Laura Smith, legal director for Truth in Advertising, a nonprofit advertising watchdog organization, Madison, Connecticut. TINA.org
Automakers that trumpet their environmentally friendly vehicles—but cheat on emissions tests. Plastic packaging that features the word “recyclable”—even though most consumers can’t realistically recycle it. “Green” household cleaners—that contain harmful ingredients. Companies want to appear environmentally friendly, but some claims are exaggerated or omit details, a strategy known as “greenwashing.”
The Federal Trade Commission is updating its guidelines for environment-related marketing claims, but it’s not clear when new guidelines might take effect or whether they will make greenwashing less common. In the meantime, there are things you can do to spot some—though not all—greenwashing…
Check the number on “recyclable” plastics. If a plastic product or plastic packaging is labeled “recyclable,” search the item for a small number identifying the type of plastic used—this number will be surrounded by a triangle of arrows. Many types of plastic that are recyclable in theory are rarely recycled because facilities for doing so don’t exist in most areas and/or those plastics cannot be recycled economically. Result: They end up in landfills or incinerators. The only plastics that are likely to be recycled are those marked 1 (PETE/PET) or 2 (HDPE), according to research conducted in 2020.

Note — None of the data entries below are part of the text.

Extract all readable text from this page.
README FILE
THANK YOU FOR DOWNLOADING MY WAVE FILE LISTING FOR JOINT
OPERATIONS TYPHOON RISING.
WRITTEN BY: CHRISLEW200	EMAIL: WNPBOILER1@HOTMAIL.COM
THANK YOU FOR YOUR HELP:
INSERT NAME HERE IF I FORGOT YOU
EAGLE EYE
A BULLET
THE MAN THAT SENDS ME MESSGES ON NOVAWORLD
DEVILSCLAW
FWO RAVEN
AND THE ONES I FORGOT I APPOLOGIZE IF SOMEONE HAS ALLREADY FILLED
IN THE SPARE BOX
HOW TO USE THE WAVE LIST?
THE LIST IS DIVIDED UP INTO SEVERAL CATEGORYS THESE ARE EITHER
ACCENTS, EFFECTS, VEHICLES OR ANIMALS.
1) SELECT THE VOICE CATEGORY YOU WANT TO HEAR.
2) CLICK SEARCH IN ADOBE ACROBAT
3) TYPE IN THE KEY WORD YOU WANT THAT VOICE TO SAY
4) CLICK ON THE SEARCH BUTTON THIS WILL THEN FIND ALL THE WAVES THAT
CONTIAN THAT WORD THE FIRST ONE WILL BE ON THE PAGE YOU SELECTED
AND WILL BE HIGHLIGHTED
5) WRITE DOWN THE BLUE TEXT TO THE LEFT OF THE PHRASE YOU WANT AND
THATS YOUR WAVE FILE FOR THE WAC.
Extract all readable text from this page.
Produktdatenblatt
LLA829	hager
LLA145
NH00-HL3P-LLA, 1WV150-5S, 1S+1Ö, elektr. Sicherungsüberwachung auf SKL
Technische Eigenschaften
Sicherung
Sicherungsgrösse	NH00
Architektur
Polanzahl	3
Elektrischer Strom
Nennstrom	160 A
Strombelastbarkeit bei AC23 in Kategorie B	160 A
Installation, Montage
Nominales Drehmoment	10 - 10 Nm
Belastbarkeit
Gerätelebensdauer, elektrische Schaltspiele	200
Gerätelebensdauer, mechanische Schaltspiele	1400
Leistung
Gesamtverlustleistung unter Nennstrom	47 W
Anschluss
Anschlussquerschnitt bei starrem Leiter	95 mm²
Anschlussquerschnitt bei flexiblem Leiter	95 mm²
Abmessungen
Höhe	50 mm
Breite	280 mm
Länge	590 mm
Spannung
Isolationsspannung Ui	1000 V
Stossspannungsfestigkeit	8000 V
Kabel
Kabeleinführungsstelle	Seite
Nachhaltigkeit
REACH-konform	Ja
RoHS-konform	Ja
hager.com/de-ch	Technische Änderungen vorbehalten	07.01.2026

Look for details about “compostable” claims. When the word “compostable” is on packaging, you might assume that you can dispose of the item in a backyard compost bin. But some compostable products are compostable only in commercial facilities, which are not available in many parts of the US. There sometimes is a small-print disclaimer on “compostable” products explaining how they can be composted—read the fine print and do your research.
Enter the company or product name and the word “greenwashing” into a search engine. If there are concerns about the legitimacy of a company’s environmental claims, some publication or website likely has written something about it. While these write-ups cannot always be taken at face value, you can weigh both the claims and concerns before making purchases.